At 9:32 p.m., on April 9, 2015, tow truck driver Joshua Wilson dialed 911 to report he was following a “drunk driver” who was “all over the road” and had almost caused several accidents. Wilson (referred to by police as the “wheel witness”) described the vehicle and provided the license plate number. With his tow truck's amber lights on, Wilson got the attention of the driver, Appellant, who pulled off the road into a public parking lot. Still on the phone with the dispatcher, Wilson reported that he and the driver had stopped. HPD Officer Saul Delacruz arrived within minutes, in anticipation of the arrival of a DWI unit. Delacruz found Appellant and Wilson standing outside their vehicles. Wilson told Delacruz that Appellant had been driving erratically and almost hit other vehicles.
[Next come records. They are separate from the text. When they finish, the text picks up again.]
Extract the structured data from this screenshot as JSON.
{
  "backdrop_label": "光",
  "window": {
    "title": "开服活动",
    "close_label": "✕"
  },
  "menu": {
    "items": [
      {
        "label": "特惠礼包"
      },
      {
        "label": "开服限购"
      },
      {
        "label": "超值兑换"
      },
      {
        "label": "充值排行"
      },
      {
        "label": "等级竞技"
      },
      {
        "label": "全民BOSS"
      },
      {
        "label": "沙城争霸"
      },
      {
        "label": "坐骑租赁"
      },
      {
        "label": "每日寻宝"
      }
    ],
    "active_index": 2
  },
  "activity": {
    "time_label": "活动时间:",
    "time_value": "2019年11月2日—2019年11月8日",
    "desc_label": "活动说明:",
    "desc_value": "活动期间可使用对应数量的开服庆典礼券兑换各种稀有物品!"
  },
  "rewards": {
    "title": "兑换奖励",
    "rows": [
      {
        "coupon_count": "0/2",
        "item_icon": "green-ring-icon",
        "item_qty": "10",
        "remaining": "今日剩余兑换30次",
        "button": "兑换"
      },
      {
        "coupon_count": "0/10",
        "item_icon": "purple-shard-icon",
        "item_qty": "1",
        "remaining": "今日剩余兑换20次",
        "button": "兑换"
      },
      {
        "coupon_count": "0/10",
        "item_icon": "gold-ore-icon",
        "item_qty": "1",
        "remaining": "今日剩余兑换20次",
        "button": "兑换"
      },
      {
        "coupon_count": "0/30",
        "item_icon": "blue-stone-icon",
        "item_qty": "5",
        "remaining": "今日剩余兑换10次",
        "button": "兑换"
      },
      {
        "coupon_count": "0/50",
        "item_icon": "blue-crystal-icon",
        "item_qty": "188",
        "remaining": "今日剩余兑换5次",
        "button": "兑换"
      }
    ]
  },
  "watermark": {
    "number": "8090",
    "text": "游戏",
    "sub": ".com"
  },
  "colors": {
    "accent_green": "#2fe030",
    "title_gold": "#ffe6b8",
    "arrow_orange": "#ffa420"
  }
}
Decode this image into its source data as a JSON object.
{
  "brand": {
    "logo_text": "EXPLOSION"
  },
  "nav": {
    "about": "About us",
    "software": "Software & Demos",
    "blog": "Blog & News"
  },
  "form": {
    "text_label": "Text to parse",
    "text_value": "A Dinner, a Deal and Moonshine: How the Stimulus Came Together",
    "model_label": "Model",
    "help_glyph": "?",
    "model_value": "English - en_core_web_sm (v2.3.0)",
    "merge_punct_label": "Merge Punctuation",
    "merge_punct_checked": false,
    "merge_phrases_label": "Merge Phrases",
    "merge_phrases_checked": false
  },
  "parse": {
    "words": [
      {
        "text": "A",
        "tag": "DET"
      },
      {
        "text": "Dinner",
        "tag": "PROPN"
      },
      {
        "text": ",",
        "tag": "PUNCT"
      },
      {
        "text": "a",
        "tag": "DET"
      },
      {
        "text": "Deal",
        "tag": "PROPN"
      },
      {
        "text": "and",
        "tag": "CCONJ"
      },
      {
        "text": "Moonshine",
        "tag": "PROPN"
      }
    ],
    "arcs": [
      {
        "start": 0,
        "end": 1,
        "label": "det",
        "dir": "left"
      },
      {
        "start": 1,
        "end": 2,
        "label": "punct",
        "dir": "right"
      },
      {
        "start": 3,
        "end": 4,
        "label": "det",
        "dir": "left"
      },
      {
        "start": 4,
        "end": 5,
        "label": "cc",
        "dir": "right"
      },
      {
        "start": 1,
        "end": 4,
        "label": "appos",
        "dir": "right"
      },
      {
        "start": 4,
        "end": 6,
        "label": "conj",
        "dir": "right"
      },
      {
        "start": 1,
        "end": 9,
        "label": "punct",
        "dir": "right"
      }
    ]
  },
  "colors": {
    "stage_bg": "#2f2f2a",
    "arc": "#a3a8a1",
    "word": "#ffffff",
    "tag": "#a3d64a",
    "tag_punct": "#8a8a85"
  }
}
Delacruz himself noticed Appellant swaying, deemed him intoxicated, and, by 9:48, had detained Appellant for suspicion of driving while intoxicated.

Officer Anasa Beaudion arrived around 10:05 to conduct the DWI investigation. She took Appellant out of Delacruz's patrol vehicle and removed his handcuffs. She observed a strong odor of alcohol on Appellant's breath and that he was unable to balance himself. She asked him if he'd been drinking. Appellant “said he had some shots, shots of alcohol,” and that he had started drinking “around 5:00.” Beaudion administered three field sobriety tests—the horizontal nystagmus test, one-leg stand test, and walk-and-turn test.

Appellant could not finish the horizontal nystagmus test because “he was not holding his head still.” And he showed signs of intoxication during the other two tests: “three out of the four clues” on the one-leg stand test, and “six out of the eight clues” on the walk-and-turn test. By 10:40, Beaudion had decided that Appellant was “very intoxicated” and she placed him under arrest and took him to HPD's Central Intoxication Center. The results of the two breath samples given, one at 11:29 and one at 11:30, were “.235 and .220 grams per 210 liters of breath.” According to Carly Bishop, the technical supervisor for DPS's Safety Breath Alcohol Testing Program, it would take the average person “11 standard shots” to get to such an alcohol concentration, and that person would have lost the normal use of his physical or mental faculties.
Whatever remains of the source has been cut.